Des jeunes filles m'épiaient avec mépris, ou peut-être avec simple curiosité, un contraste silencieux avec la façon dont les yeux d'Omar se posaient sur moi, lourds d'une possession non acquise.
Possiblement, elles se demandaient ce que j'avais de différents pour voler autant son intérêt. Dans ce cas, ces demoiselles seraient naïves, j'avais lu bien trop de livres pour tomber dans ce panneau, en plus de mon père qui servait d'exemple d'hommes à ne pas approcher.
Pour Omar, c'était évident, je n'étais qu'un poisson parmi tant d'autres. Il était dans un restaurant, les chefs tremblaient devant son imposante poche et sa carrure. Un soir, il exigeait à manger de la carpe, un autre jour de la dorade, jusqu'à satisfaire ses papilles des différentes espèces de l'océan.
S'il était un homme sérieux, autant de rumeurs sur ses conquêtes et grossesses enlevées n'existeraient pas.
Quel imbécile ! Je pensais, frappant successivement ma jambe sur le sol, signe des émotions négatives qui circulaient dans les environs.
Une cliente dans la rangée exprima son empressement. « Omar ! Sers nous ! » Elle frappa le comptoir, épuisée, ça se peut, de rester debout à attendre qu'il s'active. Sa jupe paysanne courte exposait des cuisses entretenues au magnigou. Les rajouts à la mèche orange sur sa tête dévoilaient son émancipation et la flexibilité de sa famille. Un jugement traversa mon esprit. Elle doit sûrement être celle qui les nourrit, comparant son accoutrement à celui des autres filles près d'elle et du mien.
Omar la dévisagea avec horreur. Sa main passa sur sa chevelure plaquée au gel, des ongles limés et polis dévoilés. Il piaffa, appela un de ces travailleurs : « Petit ! » Sa main s'agita pour accentuer son autorité, sa voix tranchante.
Cette arrogance, cette façon d'exiger au monde d'être à son service, faisait partie des multiples raisons pour lesquelles il me dégoûtait. Omar, comme la plupart de ces personnes riches, nous traitait comme des bêtes de foires. L'idée de ses lèvres fines effleurant ma peau me donnait une sensation désagréable, comme celle d'un insecte rampant. Je me tournai vers Jean-Charles pour souffler mon irritabilité, lorsqu'il rigola bêtement et me pinça les joues de ses mains moites.
La même voix dans la queue s'exprima de nouveau. Elle cacha ses mots derrière un fredonnement que je pus entendre faiblement. « Ça c'est même quoi ? » Une série de murmures s'ensuivit.
Je me tournai, prête à signaler : « Omar — » Cependant, avant même que je puisse prononcer son nom, un éclair de colère traversa son visage. Ses narines se dilatèrent légèrement. Sans un mot, il se fraya un chemin brutal à travers la petite foule, son épaule heurtant violemment la cliente exigeante, qui laissa échapper un petit cri étouffé. Le regard d'Omar, fixé sur moi, était une promesse de tempête.
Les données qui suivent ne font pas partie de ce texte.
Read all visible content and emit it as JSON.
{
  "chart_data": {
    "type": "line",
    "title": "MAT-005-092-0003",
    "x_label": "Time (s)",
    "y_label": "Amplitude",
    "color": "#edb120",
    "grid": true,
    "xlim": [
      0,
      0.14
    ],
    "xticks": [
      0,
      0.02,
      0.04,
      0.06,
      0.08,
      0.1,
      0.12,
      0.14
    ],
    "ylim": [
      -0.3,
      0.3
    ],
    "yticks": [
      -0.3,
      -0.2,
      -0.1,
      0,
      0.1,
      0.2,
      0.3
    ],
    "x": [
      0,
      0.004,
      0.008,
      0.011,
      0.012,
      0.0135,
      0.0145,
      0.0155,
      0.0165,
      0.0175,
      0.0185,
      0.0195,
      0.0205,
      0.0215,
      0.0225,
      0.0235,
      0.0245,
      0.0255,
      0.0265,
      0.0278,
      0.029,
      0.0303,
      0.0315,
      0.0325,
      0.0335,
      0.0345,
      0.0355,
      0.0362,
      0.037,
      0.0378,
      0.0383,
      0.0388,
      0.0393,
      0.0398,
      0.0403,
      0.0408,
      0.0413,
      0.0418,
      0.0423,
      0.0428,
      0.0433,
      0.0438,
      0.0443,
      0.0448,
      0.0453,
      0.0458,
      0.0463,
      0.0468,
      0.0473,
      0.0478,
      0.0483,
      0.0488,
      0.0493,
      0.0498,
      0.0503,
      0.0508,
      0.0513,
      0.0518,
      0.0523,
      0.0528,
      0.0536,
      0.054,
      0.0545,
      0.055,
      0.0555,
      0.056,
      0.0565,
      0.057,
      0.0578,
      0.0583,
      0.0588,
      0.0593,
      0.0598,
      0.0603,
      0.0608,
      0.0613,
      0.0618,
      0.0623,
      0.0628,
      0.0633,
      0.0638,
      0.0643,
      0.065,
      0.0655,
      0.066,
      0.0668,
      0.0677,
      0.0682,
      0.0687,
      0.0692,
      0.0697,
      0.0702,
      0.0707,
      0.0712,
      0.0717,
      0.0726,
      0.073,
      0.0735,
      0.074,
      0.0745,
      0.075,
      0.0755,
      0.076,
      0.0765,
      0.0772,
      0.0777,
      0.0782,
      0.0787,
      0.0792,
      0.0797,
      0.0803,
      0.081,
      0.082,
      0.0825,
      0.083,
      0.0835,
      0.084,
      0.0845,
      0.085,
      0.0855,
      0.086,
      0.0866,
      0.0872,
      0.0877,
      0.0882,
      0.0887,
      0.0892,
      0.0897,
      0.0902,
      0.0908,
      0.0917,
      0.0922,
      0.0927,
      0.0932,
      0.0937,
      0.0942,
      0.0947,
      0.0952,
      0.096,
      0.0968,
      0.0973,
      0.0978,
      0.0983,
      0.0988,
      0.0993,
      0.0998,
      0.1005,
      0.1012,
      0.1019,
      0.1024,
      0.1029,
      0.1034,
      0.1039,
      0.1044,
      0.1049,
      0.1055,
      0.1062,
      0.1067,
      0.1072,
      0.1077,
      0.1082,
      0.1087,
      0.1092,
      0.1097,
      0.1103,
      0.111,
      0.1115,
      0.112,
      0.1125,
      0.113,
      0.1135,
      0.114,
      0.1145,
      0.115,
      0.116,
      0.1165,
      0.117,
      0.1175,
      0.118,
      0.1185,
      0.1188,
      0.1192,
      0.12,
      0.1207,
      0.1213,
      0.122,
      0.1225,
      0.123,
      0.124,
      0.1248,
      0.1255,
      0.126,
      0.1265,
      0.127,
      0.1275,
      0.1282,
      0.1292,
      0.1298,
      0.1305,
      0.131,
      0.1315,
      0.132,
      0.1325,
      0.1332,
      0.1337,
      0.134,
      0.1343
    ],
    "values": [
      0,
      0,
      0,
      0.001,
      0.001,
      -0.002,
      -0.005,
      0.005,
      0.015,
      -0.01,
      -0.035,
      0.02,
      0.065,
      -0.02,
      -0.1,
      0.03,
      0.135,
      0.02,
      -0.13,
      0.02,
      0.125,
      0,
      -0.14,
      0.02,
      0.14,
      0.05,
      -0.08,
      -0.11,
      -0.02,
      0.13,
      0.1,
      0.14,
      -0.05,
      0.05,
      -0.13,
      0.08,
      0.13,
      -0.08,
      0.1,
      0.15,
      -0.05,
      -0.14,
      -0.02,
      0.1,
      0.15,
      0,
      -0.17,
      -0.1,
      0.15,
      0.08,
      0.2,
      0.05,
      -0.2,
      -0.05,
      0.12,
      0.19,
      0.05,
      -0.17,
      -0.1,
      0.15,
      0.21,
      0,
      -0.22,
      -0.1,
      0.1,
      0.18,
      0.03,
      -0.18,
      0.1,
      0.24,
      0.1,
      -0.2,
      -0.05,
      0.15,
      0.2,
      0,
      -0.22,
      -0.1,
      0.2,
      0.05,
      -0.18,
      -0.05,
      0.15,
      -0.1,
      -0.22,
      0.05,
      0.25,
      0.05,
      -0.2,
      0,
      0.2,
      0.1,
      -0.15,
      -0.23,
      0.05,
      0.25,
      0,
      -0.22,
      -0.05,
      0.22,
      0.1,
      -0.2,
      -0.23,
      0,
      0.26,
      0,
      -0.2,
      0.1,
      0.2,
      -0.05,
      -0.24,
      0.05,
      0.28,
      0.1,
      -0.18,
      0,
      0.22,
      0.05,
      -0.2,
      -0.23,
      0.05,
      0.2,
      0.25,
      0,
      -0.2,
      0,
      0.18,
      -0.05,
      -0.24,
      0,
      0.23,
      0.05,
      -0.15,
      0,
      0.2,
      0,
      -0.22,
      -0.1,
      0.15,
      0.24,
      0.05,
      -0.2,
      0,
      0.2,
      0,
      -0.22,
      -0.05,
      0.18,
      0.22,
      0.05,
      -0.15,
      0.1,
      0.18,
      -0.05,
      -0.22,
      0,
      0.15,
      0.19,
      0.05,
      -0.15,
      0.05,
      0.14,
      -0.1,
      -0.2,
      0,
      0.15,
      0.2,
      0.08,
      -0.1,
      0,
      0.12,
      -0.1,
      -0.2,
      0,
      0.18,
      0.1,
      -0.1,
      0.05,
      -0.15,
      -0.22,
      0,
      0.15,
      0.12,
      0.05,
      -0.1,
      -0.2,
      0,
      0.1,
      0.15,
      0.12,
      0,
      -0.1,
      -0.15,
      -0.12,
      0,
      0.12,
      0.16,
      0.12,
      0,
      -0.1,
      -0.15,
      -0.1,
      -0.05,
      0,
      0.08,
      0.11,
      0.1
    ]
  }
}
Il nous faisait face quand Jean-Charles posa son bras au-dessus de mon cou. « Tu es encore venu avec ce merdeux-là ? »
Un serrement froid m'étreignit la poitrine lorsque Omar cracha ses insultes sur Jean-Charles.
Omar lui lança un regard noir, le dévisagea, tapant ses mains l'une contre l'autre une fois. Un bruit qui me fit sursauter.
Une colère se lisait sur ses sourcils froissés, ses lèvres tendues en un piquet, et son nez pointu semblait flairer une odeur répugnante.
Omar balança le regard sur la gauche, puis revint vers Jean-Charles, l'observant de haut en bas, dans un silence agonisant.
Jean-Charles s'avança, mais je plaçai ma main devant lui. S'il confrontait Omar, il risquait de se faire humilier.
Je devais le protéger. « Omar, s'il te plaît, ne parles pas comme ça à mes amis. » Son parfum bon marché, trop sucré, agressait mes narines.
Il mouvementa sa main dans l'air. « C'est d'accord. Tu peux prendre tout ce que tu veux ici à mon compte. » Certaines mèches de ses cheveux lisses collaient à son front ravagé par la sueur.
Un souffle ironique s'échappa de mes narines, mes ongles gratinèrent la peau de mes doigts. « Ne t'inquiète pas, j'ai emmené de l'argent. » Je le défiais du regard, le faisant comprendre que je n'aimais pas du tout la manière dont il agissait.